Ho detto che queste polemiche sono spesso pretestuose perché la realtà vera, al di là delle letture di comodo, è che la pubblicazione di notizie veramente coperte dal segreto costituisce l’eccezione, una percentuale assolutamente ridotta e per esse vale quello che diceva Sciascia e cioè che queste notizie non fuggono, ma vengono consegnate e se possibile anche accuratamente confezionate. Invece ogni giorno i quotidiani – ma in realtà tutti i mezzi di informazione – pubblicano notizie che non sono coperte dal segreto, perché sono già a disposizione dei difensori (articolo 329 cp) o che segrete non sono per loro natura. Per esempio, divulgare la notizia che è in corso una perquisizione non è violazione del segreto, non può esserlo, come non lo è un invito a comparire o un'ordinanza cautelare già notificati. Alla luce di queste considerazioni vale la pena di ribadire che mentre sono continue e accese le proteste per le fughe di notizie, in realtà nella maggior parte dei casi fughe di notizie in senso tecnico non ce ne sono.

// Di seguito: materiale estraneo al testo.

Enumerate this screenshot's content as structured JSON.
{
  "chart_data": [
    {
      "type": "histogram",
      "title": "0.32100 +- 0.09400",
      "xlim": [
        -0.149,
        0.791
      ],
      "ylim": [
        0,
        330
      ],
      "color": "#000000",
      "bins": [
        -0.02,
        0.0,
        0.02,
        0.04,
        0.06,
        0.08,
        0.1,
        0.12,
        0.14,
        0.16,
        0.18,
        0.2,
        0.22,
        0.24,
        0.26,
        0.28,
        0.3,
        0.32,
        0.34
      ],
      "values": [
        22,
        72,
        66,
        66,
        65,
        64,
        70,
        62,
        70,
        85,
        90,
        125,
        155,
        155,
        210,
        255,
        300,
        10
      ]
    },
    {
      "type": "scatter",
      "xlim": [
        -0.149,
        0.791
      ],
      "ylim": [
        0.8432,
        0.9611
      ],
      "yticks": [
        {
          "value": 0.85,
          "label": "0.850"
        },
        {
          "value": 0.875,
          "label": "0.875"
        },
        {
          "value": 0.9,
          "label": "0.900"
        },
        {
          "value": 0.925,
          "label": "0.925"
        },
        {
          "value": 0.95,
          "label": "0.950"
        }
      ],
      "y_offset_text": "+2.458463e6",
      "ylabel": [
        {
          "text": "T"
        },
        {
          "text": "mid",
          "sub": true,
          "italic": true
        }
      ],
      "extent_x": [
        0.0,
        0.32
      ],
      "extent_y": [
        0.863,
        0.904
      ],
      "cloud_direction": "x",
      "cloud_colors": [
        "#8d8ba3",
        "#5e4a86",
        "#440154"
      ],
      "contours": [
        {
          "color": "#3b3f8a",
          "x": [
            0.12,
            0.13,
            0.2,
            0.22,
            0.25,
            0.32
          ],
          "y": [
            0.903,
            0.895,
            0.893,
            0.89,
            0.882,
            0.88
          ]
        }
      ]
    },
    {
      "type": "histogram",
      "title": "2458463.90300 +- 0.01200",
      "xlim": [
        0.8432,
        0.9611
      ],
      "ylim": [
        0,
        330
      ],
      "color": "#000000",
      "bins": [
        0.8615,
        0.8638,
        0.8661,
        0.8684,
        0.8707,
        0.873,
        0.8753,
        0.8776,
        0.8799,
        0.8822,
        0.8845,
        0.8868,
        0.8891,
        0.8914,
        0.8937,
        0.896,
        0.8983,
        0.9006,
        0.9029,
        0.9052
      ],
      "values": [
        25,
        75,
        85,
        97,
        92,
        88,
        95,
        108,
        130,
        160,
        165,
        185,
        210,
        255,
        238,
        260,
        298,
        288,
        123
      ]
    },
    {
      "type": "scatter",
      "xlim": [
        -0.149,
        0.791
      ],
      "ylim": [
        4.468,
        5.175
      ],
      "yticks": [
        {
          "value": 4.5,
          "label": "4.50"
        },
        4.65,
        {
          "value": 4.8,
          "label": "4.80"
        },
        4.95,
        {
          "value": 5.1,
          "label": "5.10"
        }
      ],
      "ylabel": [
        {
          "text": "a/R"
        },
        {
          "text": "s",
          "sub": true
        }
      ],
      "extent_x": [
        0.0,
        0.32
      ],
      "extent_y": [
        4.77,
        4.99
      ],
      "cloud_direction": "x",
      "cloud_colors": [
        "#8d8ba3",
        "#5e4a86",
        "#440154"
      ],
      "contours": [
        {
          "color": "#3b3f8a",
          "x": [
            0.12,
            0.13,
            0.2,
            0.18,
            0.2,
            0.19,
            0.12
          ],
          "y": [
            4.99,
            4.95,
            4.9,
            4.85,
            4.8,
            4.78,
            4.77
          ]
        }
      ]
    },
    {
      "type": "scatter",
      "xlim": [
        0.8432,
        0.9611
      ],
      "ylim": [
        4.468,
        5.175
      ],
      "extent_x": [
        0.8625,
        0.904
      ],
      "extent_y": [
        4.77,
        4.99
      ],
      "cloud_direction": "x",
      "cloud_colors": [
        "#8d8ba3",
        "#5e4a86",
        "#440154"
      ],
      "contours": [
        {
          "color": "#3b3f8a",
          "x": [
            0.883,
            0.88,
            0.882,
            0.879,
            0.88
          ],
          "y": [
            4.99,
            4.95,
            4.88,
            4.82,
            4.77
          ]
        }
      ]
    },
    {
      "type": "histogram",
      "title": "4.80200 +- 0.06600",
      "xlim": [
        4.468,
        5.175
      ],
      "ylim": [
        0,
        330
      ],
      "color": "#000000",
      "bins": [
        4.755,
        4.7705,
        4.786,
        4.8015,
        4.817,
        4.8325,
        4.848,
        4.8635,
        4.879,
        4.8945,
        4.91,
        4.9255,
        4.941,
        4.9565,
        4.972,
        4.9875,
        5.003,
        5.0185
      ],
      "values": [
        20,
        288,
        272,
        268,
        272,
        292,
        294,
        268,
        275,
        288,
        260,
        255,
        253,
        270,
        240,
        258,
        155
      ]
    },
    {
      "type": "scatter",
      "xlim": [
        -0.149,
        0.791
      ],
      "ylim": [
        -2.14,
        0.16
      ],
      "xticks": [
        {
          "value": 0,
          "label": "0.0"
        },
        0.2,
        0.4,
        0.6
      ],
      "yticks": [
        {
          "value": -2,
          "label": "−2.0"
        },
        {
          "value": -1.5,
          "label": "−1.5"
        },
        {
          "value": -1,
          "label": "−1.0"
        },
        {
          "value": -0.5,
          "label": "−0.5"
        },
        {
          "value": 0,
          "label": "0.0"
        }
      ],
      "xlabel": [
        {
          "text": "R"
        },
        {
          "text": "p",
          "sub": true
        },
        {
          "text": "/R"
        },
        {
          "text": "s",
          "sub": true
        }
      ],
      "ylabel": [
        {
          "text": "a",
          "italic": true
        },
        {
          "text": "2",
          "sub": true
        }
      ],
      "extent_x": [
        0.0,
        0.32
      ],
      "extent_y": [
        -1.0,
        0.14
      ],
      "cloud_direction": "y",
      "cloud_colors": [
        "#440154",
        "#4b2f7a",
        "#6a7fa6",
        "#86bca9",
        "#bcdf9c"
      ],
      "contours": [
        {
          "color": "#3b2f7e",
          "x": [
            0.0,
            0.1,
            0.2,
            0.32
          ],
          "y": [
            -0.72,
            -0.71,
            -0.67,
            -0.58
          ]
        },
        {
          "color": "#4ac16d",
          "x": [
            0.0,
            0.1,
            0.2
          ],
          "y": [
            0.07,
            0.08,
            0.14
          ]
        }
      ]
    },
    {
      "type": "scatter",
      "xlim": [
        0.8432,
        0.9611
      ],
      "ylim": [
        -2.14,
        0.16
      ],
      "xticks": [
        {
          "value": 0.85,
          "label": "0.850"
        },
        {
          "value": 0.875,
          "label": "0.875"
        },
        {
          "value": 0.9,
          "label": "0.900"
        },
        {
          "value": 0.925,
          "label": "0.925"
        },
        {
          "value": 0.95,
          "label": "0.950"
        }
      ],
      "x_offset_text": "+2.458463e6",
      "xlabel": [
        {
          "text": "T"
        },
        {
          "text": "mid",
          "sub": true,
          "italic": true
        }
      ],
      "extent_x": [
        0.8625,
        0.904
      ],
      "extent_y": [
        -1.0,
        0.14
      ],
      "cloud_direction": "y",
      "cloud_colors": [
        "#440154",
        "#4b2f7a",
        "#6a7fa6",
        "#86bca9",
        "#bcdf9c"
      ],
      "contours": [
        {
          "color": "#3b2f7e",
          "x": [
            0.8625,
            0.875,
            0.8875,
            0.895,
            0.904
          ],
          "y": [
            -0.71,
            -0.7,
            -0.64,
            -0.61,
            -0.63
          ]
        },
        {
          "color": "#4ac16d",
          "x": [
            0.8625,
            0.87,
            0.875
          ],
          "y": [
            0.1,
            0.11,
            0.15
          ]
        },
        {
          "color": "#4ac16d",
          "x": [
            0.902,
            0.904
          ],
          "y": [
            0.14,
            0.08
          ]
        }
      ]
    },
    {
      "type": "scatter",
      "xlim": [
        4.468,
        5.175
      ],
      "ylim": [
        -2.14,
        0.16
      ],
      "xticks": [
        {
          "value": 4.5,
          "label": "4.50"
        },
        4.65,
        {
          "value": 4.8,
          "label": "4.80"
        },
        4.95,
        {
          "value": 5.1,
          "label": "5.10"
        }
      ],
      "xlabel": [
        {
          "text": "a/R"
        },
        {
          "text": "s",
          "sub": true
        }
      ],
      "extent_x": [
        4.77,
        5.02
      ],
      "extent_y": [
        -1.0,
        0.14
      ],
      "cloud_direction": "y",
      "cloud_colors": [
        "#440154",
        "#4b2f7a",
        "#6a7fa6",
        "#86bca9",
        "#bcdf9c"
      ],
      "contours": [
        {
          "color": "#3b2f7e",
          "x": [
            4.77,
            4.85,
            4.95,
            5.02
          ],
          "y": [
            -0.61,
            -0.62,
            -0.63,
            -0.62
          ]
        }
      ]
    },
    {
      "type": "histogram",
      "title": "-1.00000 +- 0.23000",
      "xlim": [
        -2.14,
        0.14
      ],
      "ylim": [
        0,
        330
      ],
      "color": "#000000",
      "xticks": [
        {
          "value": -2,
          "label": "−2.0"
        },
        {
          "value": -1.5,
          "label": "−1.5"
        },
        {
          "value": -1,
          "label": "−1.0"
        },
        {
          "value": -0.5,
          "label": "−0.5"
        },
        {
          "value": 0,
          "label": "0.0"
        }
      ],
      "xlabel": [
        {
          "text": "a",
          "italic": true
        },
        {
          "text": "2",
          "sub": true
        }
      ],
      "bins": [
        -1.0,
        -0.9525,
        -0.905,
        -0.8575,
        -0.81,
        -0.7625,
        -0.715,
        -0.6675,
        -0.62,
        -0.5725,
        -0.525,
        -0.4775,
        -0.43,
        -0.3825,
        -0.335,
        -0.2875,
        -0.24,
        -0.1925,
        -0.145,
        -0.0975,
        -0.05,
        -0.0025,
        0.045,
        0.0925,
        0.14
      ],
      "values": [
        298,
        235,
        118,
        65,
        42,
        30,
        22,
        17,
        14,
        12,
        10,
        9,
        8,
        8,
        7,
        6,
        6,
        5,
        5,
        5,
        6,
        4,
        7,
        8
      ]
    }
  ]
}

4) Altro discorso è il divieto di pubblicazione degli atti non sottoposti al vincolo del segreto. Il legislatore consente sempre la pubblicazione del contenuto di atti non (più) segreti, mentre punisce a titolo di contravvenzione la pubblicazione del testo degli stessi prima di una determinata fase processuale secondo un meccanismo assai complesso che non importa qui specificare (articolo 684 cp in relazione all’articolo 114 cpp). Secondo i lavori preparatori, la norma incriminatrice aveva la finalità di assicurare quella che nel 1989 veniva definita la “verginità del giudice”, cioè che il giudice non sapesse assolutamente nulla della questione che gli veniva sottoposta. Questa è la ratio scritta, ma è evidente che siamo completamente fuori dalla realtà, tanto più nell’era del web, caratterizzata dalla informazione globale e dalla accessibilità immediata e gratuita a qualsiasi atto su qualsiasi supporto (audio, video ecc.). Personalmente ritengo, come ho avuto modo di ribadire in altre occasioni, che l’articolo 684 del codice penale sia la spia dell’ipocrisia e della cattiva coscienza del legislatore, che mantiene l’equivoco fra tutela del segreto e divieto di pubblicazione. La violazione della norma è punita con una ammenda da 51 a 258 euro, quindi è oblabile e va da sé che qualunque organo di informazione è ben disposto a pagare poche decine di euro per uno scoop, mentre lo Stato spenderebbe molto di più anche solo per iniziare il procedimento. Viene quindi da chiedersi perché permanga questo sistema “sanzionatorio” e intanto si continui a protestare a gran voce contro violazioni del segreto per lo più inesistenti.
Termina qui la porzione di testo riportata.